Kaprana AE, Chimona TS, Papadakis CE, Velegrakis SG, Vardiambasis IO, Adamidis G, Velegrakis GA. Auditory Brainstem Response Changes during Exposure to GSM-900 Radiation: An Experimental Study. Audiol Neurootol.16(4):270-276. Nov 16, 2010. Ahead of print.
The ear is the anatomical structure closest to the mobile phone use. Possible effects of mobile phone radiation on the auditory system, in particular electrophysiological changes, have been investigated in many studies. So far, no clear evidence of an effect on auditory brainstem and cochlear responses has been obtained in studies comparing post-exposure electrophysiological recordings to baseline recordings. To the authors’ knowledge, there have been no studies of time-related electrophysiological changes in the auditory system during exposure to radiofrequency radiation from mobile phones.
The objective of this study was “to investigate the possible electrophysiological time-related changes in auditory pathway during mobile phone EMF exposure”.

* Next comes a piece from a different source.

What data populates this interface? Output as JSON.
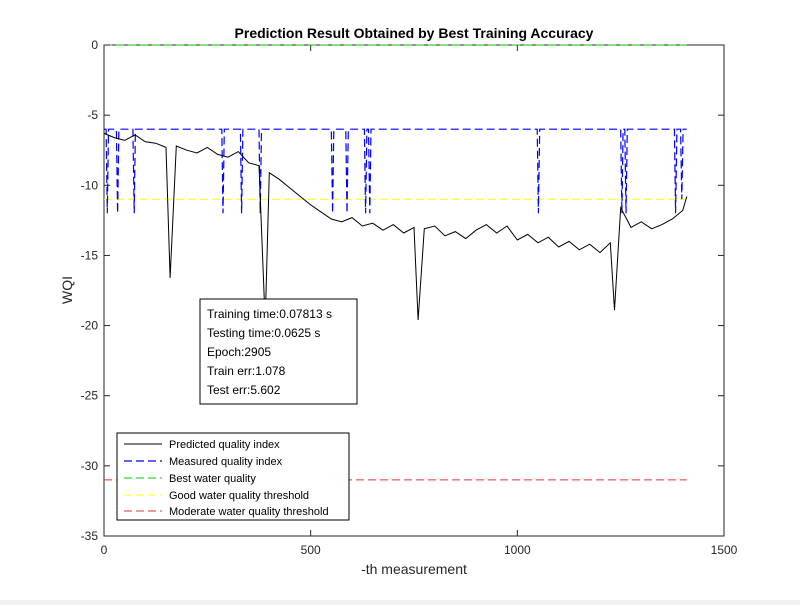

Twenty eight New Zealand rabbits with normal auditory function (as confirmed by otoscopy and baseline auditory brainstem response (ABR) measurements) were exposed to non-modulated continuous-wave 903 MHz signal for 60 minutes. The total average output power of the transmitter was ~0.22 W, a typical value of the average power transmitted by a mobile phone under favorable conditions near a base station. ABRs (absolute wave latency and inter-wave latency) were measured ipsilaterally to the exposed ear at 1, 15, 30, 45 and 60 minutes of exposure, and contralaterally at 60 minutes of exposure. ABRs were also measured 24 hours post-exposure.

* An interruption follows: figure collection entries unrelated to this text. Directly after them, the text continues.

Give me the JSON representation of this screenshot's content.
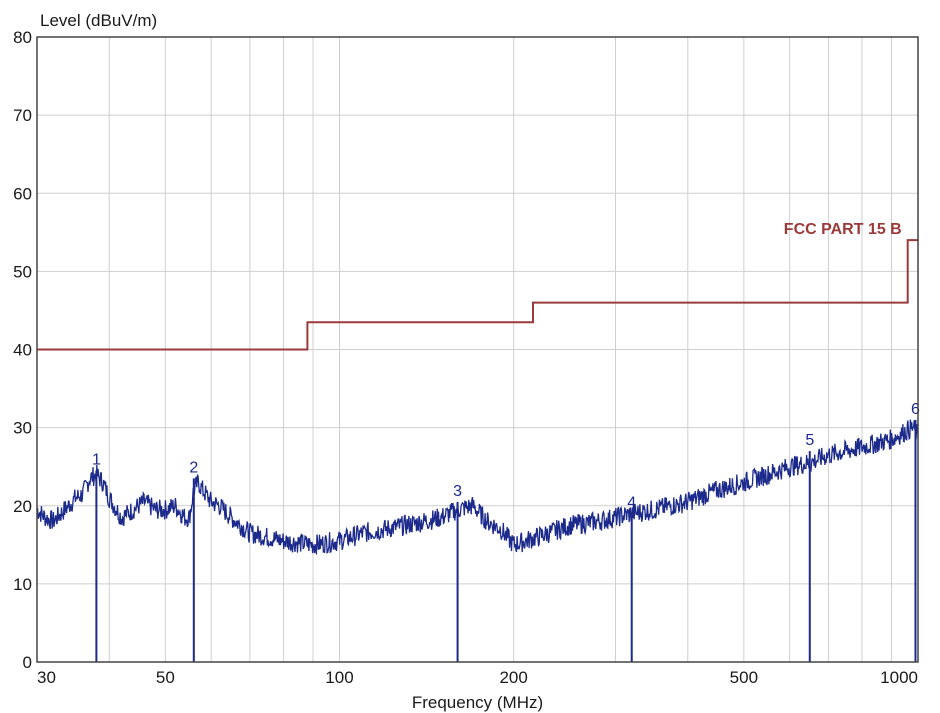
{
  "chart_data": {
    "type": "line",
    "ylabel": "Level (dBuV/m)",
    "xlabel": "Frequency (MHz)",
    "xscale": "log",
    "xlim": [
      30,
      1000
    ],
    "ylim": [
      0,
      80
    ],
    "grid": true,
    "x_ticks": [
      {
        "value": 30,
        "label": "30"
      },
      {
        "value": 50,
        "label": "50"
      },
      {
        "value": 100,
        "label": "100"
      },
      {
        "value": 200,
        "label": "200"
      },
      {
        "value": 500,
        "label": "500"
      },
      {
        "value": 1000,
        "label": "1000"
      }
    ],
    "y_ticks": [
      {
        "value": 0,
        "label": "0"
      },
      {
        "value": 10,
        "label": "10"
      },
      {
        "value": 20,
        "label": "20"
      },
      {
        "value": 30,
        "label": "30"
      },
      {
        "value": 40,
        "label": "40"
      },
      {
        "value": 50,
        "label": "50"
      },
      {
        "value": 60,
        "label": "60"
      },
      {
        "value": 70,
        "label": "70"
      },
      {
        "value": 80,
        "label": "80"
      }
    ],
    "limit_line": {
      "label": "FCC PART 15 B",
      "x": [
        30,
        88,
        88,
        216,
        216,
        960,
        960,
        1000
      ],
      "y": [
        40,
        40,
        43.5,
        43.5,
        46,
        46,
        54,
        54
      ]
    },
    "trace": {
      "x": [
        30,
        31,
        32,
        33,
        34,
        35,
        36,
        37,
        38,
        39,
        40,
        42,
        44,
        46,
        48,
        50,
        52,
        54,
        55,
        56,
        57,
        58,
        60,
        62,
        65,
        70,
        75,
        80,
        90,
        100,
        110,
        120,
        130,
        140,
        150,
        160,
        170,
        180,
        190,
        200,
        210,
        230,
        250,
        280,
        300,
        320,
        350,
        400,
        450,
        500,
        550,
        600,
        650,
        700,
        750,
        800,
        850,
        900,
        950,
        980,
        1000
      ],
      "y": [
        19.5,
        18.5,
        18.0,
        19.0,
        20.0,
        21.0,
        21.5,
        23.5,
        24.0,
        23.0,
        21.0,
        18.5,
        19.5,
        20.5,
        19.5,
        19.5,
        20.0,
        18.5,
        18.5,
        22.0,
        23.0,
        22.0,
        20.5,
        20.0,
        18.5,
        16.5,
        16.0,
        15.5,
        15.0,
        15.5,
        16.5,
        17.0,
        17.5,
        18.0,
        18.5,
        19.5,
        20.0,
        18.0,
        17.0,
        15.0,
        15.5,
        16.5,
        17.5,
        18.0,
        18.5,
        19.0,
        19.5,
        20.5,
        22.0,
        23.0,
        24.0,
        25.0,
        25.5,
        26.5,
        27.0,
        27.5,
        28.0,
        28.5,
        29.5,
        30.0,
        29.0
      ]
    },
    "markers": [
      {
        "label": "1",
        "x": 38,
        "y": 24.5
      },
      {
        "label": "2",
        "x": 56,
        "y": 23.5
      },
      {
        "label": "3",
        "x": 160,
        "y": 20.5
      },
      {
        "label": "4",
        "x": 320,
        "y": 19.0
      },
      {
        "label": "5",
        "x": 650,
        "y": 27.0
      },
      {
        "label": "6",
        "x": 990,
        "y": 31.0
      }
    ],
    "colors": {
      "trace": "#1c2a8c",
      "limit": "#9b3a3a",
      "grid": "#cfcfcf",
      "marker": "#1c2a8c"
    }
  }
}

Four positive waveforms (waves I-IV) were clearly seen at baseline, and wave V was detected less frequently and only at higher levels of auditory stimulus. For ipsilateral ears, significant delay in mean absolute latencies (compared to baseline recordings) was observed for waves III, IV and V at 60, 45 and 15 minutes of exposure, respectively. At 60 minutes of exposure, mean inter-wave latency I-III was prolonged in accordance with wave III delay. Mean inter-wave latencies I-V and III-V were significantly prolonged at 30 minutes. ABR measurements returned to baseline values 24 hours post-exposure. For contralateral ear, no statistically significant changes compared to baseline ABR recordings were seen at 60 minutes.
Interpretation and Conclusion
These findings suggest that “exposure to EMF emitted by mobile phone can affect the normal electrophysiological activity of the auditory system”. The observed responses “fit the pattern of general responses to a stressor”. The authors point out that, because of differences in brain structure and anatomy between animals and humans, neurological data from animal experiments cannot be safely extrapolated to humans. Also, “waves of various forms and characteristics” are emitted during mobile phone use, which should be taken into consideration in studies of potential neurological effects.